Well, first of all we went to a vacation club presentation, completely uneducated because we only wanted the free airline tix. We had no intention of buying, BUT they sure know how to get you pulled in and we bought 90,000 points with InnSeason Vacation Club for $19,900. It is a New England Vacation Club and even though we weren't interested in vacationing in New England because we live here, they told us they were affiliated with II and that we could exchange for wherever we wanted to go. After researching online at other forums I discovered you better like your home resort because you might not get to go where you want and when you want. Seemed like a lot of money for a bunch of maybes. I'm just glad we got our cancellation in the 10 day period needed. Also I'm a little nervous about paying MF's for all eternity- leaving our heirs to have to deal with that. I don't know. In last 2 years, my husband and I have spent $20,000 on vacations. It seems like a good concept, but I still need to learn a lot more before I jump in with that kind of money.
Patty


----------



## rickandcindy23 (Aug 8, 2007)

Leaving heirs with vacations already paid for, except the maintenance fees, doesn't seem that bad to me.   Seriously, our kids are pleased as punch with timeshare, after enjoying dozens of vacations in luxurious condos, all over this country.  They won't mind owning the 19 or so weeks we will leave behind.  I taught my daughter about using them to her advantage and she will take the reins in scheduling for herself, her brothers and their families.  She also knows how to sell a timeshare and where to list it and what she can expect to get, in the event that something happened that would force her into that position.  

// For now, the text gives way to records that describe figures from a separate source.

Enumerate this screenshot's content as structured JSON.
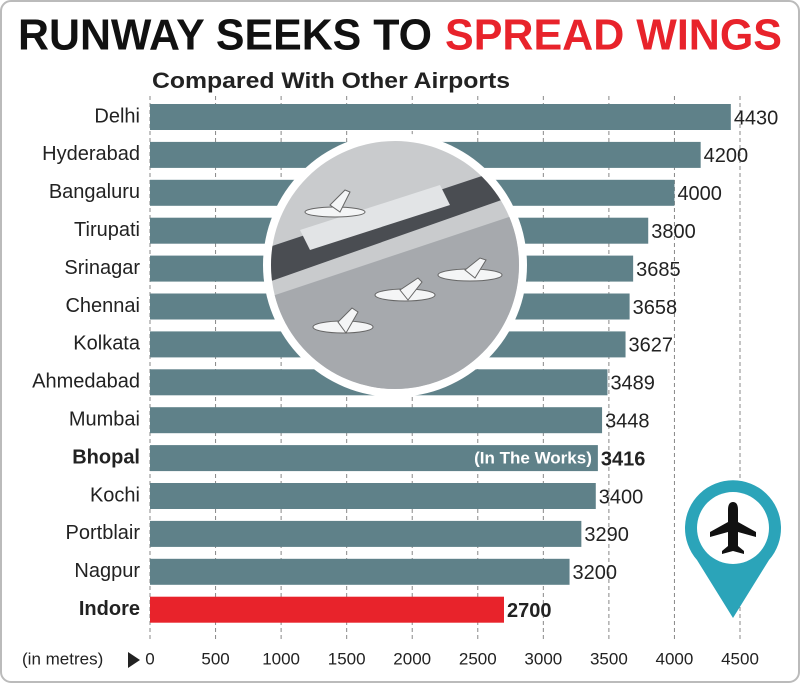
{
  "chart_data": {
    "type": "bar",
    "orientation": "horizontal",
    "title": "RUNWAY SEEKS TO",
    "title_highlight": "SPREAD WINGS",
    "subtitle": "Compared With Other Airports",
    "x_label": "(in metres)",
    "categories": [
      "Delhi",
      "Hyderabad",
      "Bangaluru",
      "Tirupati",
      "Srinagar",
      "Chennai",
      "Kolkata",
      "Ahmedabad",
      "Mumbai",
      "Bhopal",
      "Kochi",
      "Portblair",
      "Nagpur",
      "Indore"
    ],
    "values": [
      4430,
      4200,
      4000,
      3800,
      3685,
      3658,
      3627,
      3489,
      3448,
      3416,
      3400,
      3290,
      3200,
      2700
    ],
    "colors": [
      "#5f8189",
      "#5f8189",
      "#5f8189",
      "#5f8189",
      "#5f8189",
      "#5f8189",
      "#5f8189",
      "#5f8189",
      "#5f8189",
      "#5f8189",
      "#5f8189",
      "#5f8189",
      "#5f8189",
      "#e8232b"
    ],
    "bold_indices": [
      9,
      13
    ],
    "annotation": {
      "text": "(In The Works)",
      "index": 9
    },
    "xlim": [
      0,
      4500
    ],
    "xticks": [
      0,
      500,
      1000,
      1500,
      2000,
      2500,
      3000,
      3500,
      4000,
      4500
    ],
    "grid": true
  }
}
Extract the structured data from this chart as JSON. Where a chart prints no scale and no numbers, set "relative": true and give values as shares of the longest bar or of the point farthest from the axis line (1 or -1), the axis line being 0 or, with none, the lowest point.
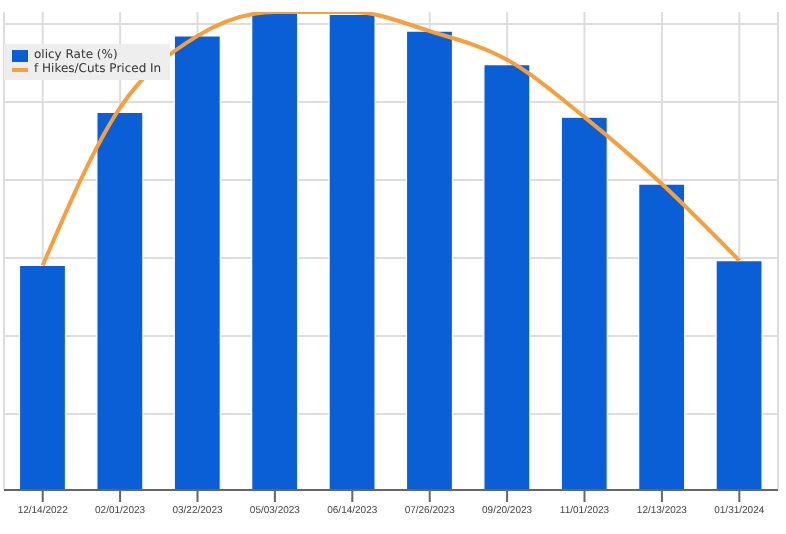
{
  "chart_data": {
    "type": "bar",
    "relative": true,
    "grid": true,
    "legend": "top left",
    "categories": [
      "12/14/2022",
      "02/01/2023",
      "03/22/2023",
      "05/03/2023",
      "06/14/2023",
      "07/26/2023",
      "09/20/2023",
      "11/01/2023",
      "12/13/2023",
      "01/31/2024"
    ],
    "series": [
      {
        "name": "olicy Rate (%)",
        "color": "#0a5fd6",
        "values": [
          0.47,
          0.79,
          0.95,
          1,
          0.995,
          0.96,
          0.89,
          0.78,
          0.64,
          0.48
        ]
      },
      {
        "name": "f Hikes/Cuts Priced In",
        "type": "line",
        "color": "#f5a03c",
        "values": [
          0.47,
          0.8,
          0.95,
          1,
          1,
          0.96,
          0.9,
          0.78,
          0.64,
          0.48
        ]
      }
    ]
  }
}
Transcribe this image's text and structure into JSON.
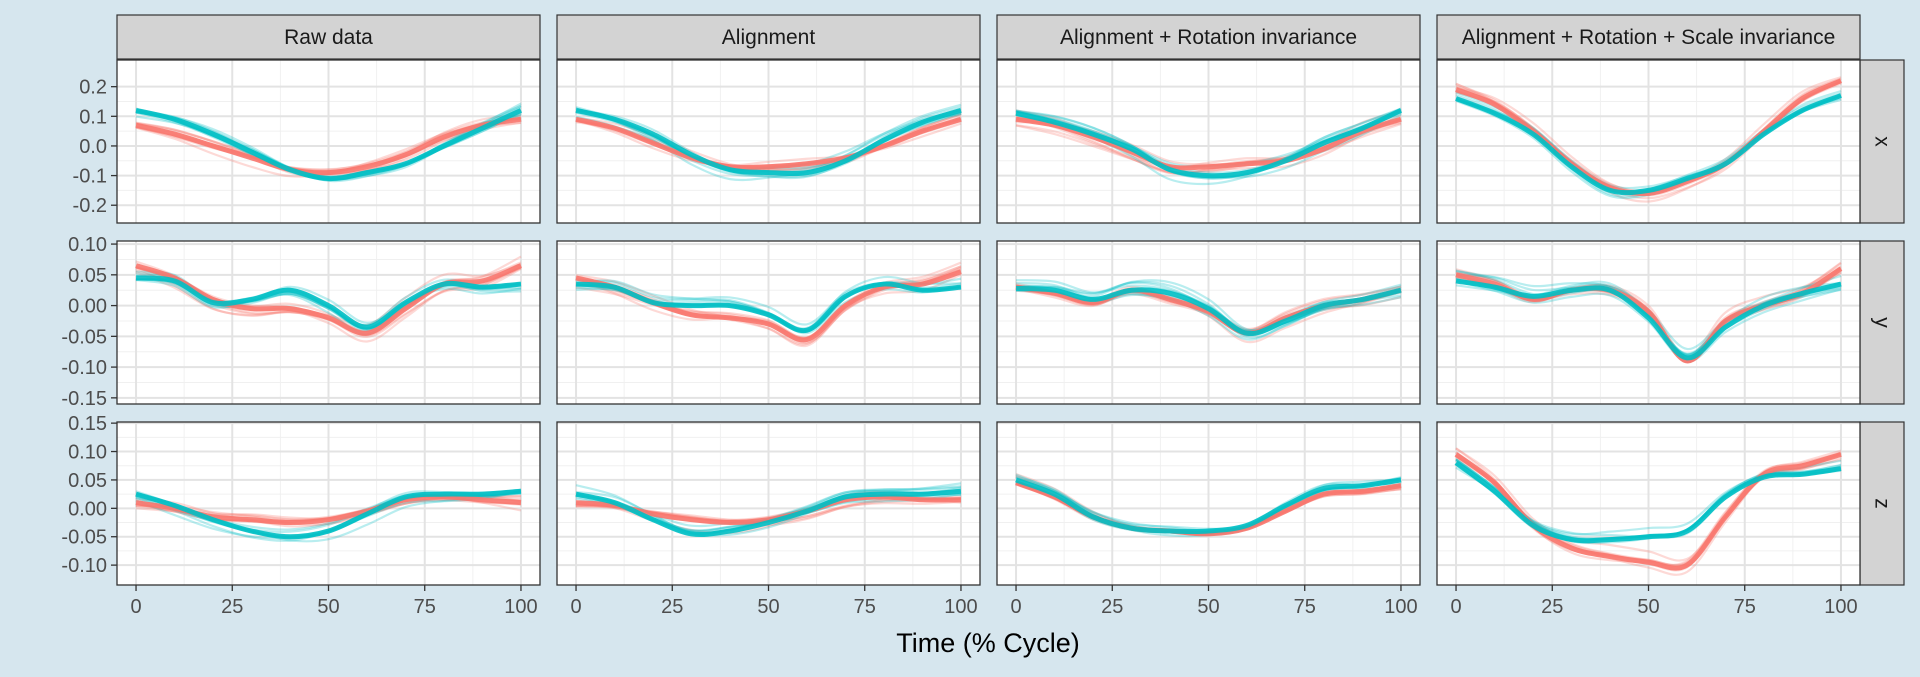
{
  "chart_data": {
    "type": "line",
    "xlabel": "Time (% Cycle)",
    "ylabel": "",
    "x_ticks": [
      0,
      25,
      50,
      75,
      100
    ],
    "xlim": [
      0,
      100
    ],
    "columns": [
      "Raw data",
      "Alignment",
      "Alignment + Rotation invariance",
      "Alignment + Rotation + Scale invariance"
    ],
    "rows": [
      {
        "label": "x",
        "ylim": [
          -0.26,
          0.29
        ],
        "ticks": [
          0.2,
          0.1,
          0.0,
          -0.1,
          -0.2
        ],
        "tick_labels": [
          "0.2",
          "0.1",
          "0.0",
          "-0.1",
          "-0.2"
        ]
      },
      {
        "label": "y",
        "ylim": [
          -0.16,
          0.105
        ],
        "ticks": [
          0.1,
          0.05,
          0.0,
          -0.05,
          -0.1,
          -0.15
        ],
        "tick_labels": [
          "0.10",
          "0.05",
          "0.00",
          "-0.05",
          "-0.10",
          "-0.15"
        ]
      },
      {
        "label": "z",
        "ylim": [
          -0.135,
          0.152
        ],
        "ticks": [
          0.15,
          0.1,
          0.05,
          0.0,
          -0.05,
          -0.1
        ],
        "tick_labels": [
          "0.15",
          "0.10",
          "0.05",
          "0.00",
          "-0.05",
          "-0.10"
        ]
      }
    ],
    "series_colors": [
      "#f8766d",
      "#00bfc4"
    ],
    "x": [
      0,
      10,
      20,
      30,
      40,
      50,
      60,
      70,
      80,
      90,
      100
    ],
    "panels": [
      [
        {
          "red": [
            0.07,
            0.04,
            0.0,
            -0.04,
            -0.08,
            -0.09,
            -0.07,
            -0.03,
            0.03,
            0.07,
            0.09
          ],
          "blue": [
            0.12,
            0.09,
            0.04,
            -0.02,
            -0.08,
            -0.11,
            -0.09,
            -0.06,
            0.0,
            0.06,
            0.12
          ]
        },
        {
          "red": [
            0.09,
            0.06,
            0.01,
            -0.04,
            -0.07,
            -0.07,
            -0.06,
            -0.04,
            0.0,
            0.05,
            0.09
          ],
          "blue": [
            0.12,
            0.09,
            0.04,
            -0.03,
            -0.08,
            -0.09,
            -0.09,
            -0.05,
            0.02,
            0.08,
            0.12
          ]
        },
        {
          "red": [
            0.09,
            0.07,
            0.03,
            -0.02,
            -0.07,
            -0.07,
            -0.06,
            -0.05,
            -0.01,
            0.05,
            0.09
          ],
          "blue": [
            0.11,
            0.08,
            0.04,
            -0.01,
            -0.08,
            -0.1,
            -0.09,
            -0.05,
            0.01,
            0.06,
            0.12
          ]
        },
        {
          "red": [
            0.19,
            0.14,
            0.05,
            -0.06,
            -0.14,
            -0.16,
            -0.12,
            -0.06,
            0.05,
            0.16,
            0.22
          ],
          "blue": [
            0.16,
            0.11,
            0.04,
            -0.07,
            -0.15,
            -0.15,
            -0.11,
            -0.06,
            0.04,
            0.12,
            0.17
          ]
        }
      ],
      [
        {
          "red": [
            0.065,
            0.045,
            0.01,
            -0.005,
            -0.005,
            -0.02,
            -0.045,
            -0.005,
            0.035,
            0.04,
            0.065
          ],
          "blue": [
            0.045,
            0.04,
            0.005,
            0.01,
            0.025,
            0.0,
            -0.035,
            0.005,
            0.035,
            0.03,
            0.035
          ]
        },
        {
          "red": [
            0.045,
            0.03,
            0.005,
            -0.015,
            -0.02,
            -0.03,
            -0.055,
            0.0,
            0.03,
            0.035,
            0.055
          ],
          "blue": [
            0.035,
            0.03,
            0.005,
            0.0,
            0.0,
            -0.015,
            -0.04,
            0.015,
            0.035,
            0.025,
            0.03
          ]
        },
        {
          "red": [
            0.03,
            0.02,
            0.005,
            0.025,
            0.01,
            -0.01,
            -0.045,
            -0.02,
            0.0,
            0.01,
            0.025
          ],
          "blue": [
            0.028,
            0.025,
            0.01,
            0.025,
            0.02,
            -0.005,
            -0.045,
            -0.025,
            0.0,
            0.01,
            0.025
          ]
        },
        {
          "red": [
            0.05,
            0.035,
            0.01,
            0.025,
            0.025,
            -0.01,
            -0.09,
            -0.025,
            0.0,
            0.02,
            0.06
          ],
          "blue": [
            0.04,
            0.03,
            0.015,
            0.025,
            0.025,
            -0.02,
            -0.085,
            -0.035,
            0.0,
            0.02,
            0.035
          ]
        }
      ],
      [
        {
          "red": [
            0.01,
            0.0,
            -0.015,
            -0.02,
            -0.025,
            -0.02,
            -0.005,
            0.015,
            0.02,
            0.015,
            0.01
          ],
          "blue": [
            0.025,
            0.005,
            -0.02,
            -0.04,
            -0.05,
            -0.04,
            -0.01,
            0.02,
            0.025,
            0.025,
            0.03
          ]
        },
        {
          "red": [
            0.01,
            0.005,
            -0.01,
            -0.02,
            -0.025,
            -0.02,
            -0.005,
            0.015,
            0.02,
            0.015,
            0.015
          ],
          "blue": [
            0.025,
            0.01,
            -0.02,
            -0.045,
            -0.04,
            -0.025,
            -0.005,
            0.02,
            0.025,
            0.025,
            0.03
          ]
        },
        {
          "red": [
            0.045,
            0.02,
            -0.015,
            -0.035,
            -0.04,
            -0.045,
            -0.035,
            -0.005,
            0.025,
            0.03,
            0.04
          ],
          "blue": [
            0.05,
            0.025,
            -0.015,
            -0.035,
            -0.04,
            -0.04,
            -0.03,
            0.005,
            0.035,
            0.04,
            0.05
          ]
        },
        {
          "red": [
            0.095,
            0.045,
            -0.03,
            -0.07,
            -0.085,
            -0.095,
            -0.1,
            -0.015,
            0.06,
            0.075,
            0.095
          ],
          "blue": [
            0.08,
            0.03,
            -0.03,
            -0.055,
            -0.055,
            -0.05,
            -0.04,
            0.02,
            0.055,
            0.06,
            0.07
          ]
        }
      ]
    ]
  }
}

We love timeshare and exchanging is the icing on the cake.  I think you would do well to buy at a great resort and not put more than a few thousand $$ into the initial purchase.  Buy something that will trade well in II and enjoy vacations for much less than you are talking about here.   

I think people have such a negative impression of timeshare.  It has to do with the way it is presented and the bribes it takes to get people at the presentations in the first place.  Plus, there are so many people out there who purchased timeshares and never use them, leaving them to sit year after year, paying maintenance fees for nothing.  They should try a vacation now and then!  

My niece and nephew own a timeshare at Christie Lodge in Vail, a blue week, but a good resort.  When they decided to go to Disneyworld last summer, they rented not one, but TWO hotel rooms at Howard Johnson's.  It cost them some crazy amount of money for those two rooms for a week.  They didn't know how to join RCI or do the searches, whine, whine, whine, so I told them I could have helped.  They left their timeshare unit SIT VACANT that spring because they only have one week of vacation and couldn't use it.   What a waste!  They could have stayed at Orange Lake in a 3 bedroom.  I saw those all summer last year.  

Drives me crazy.


----------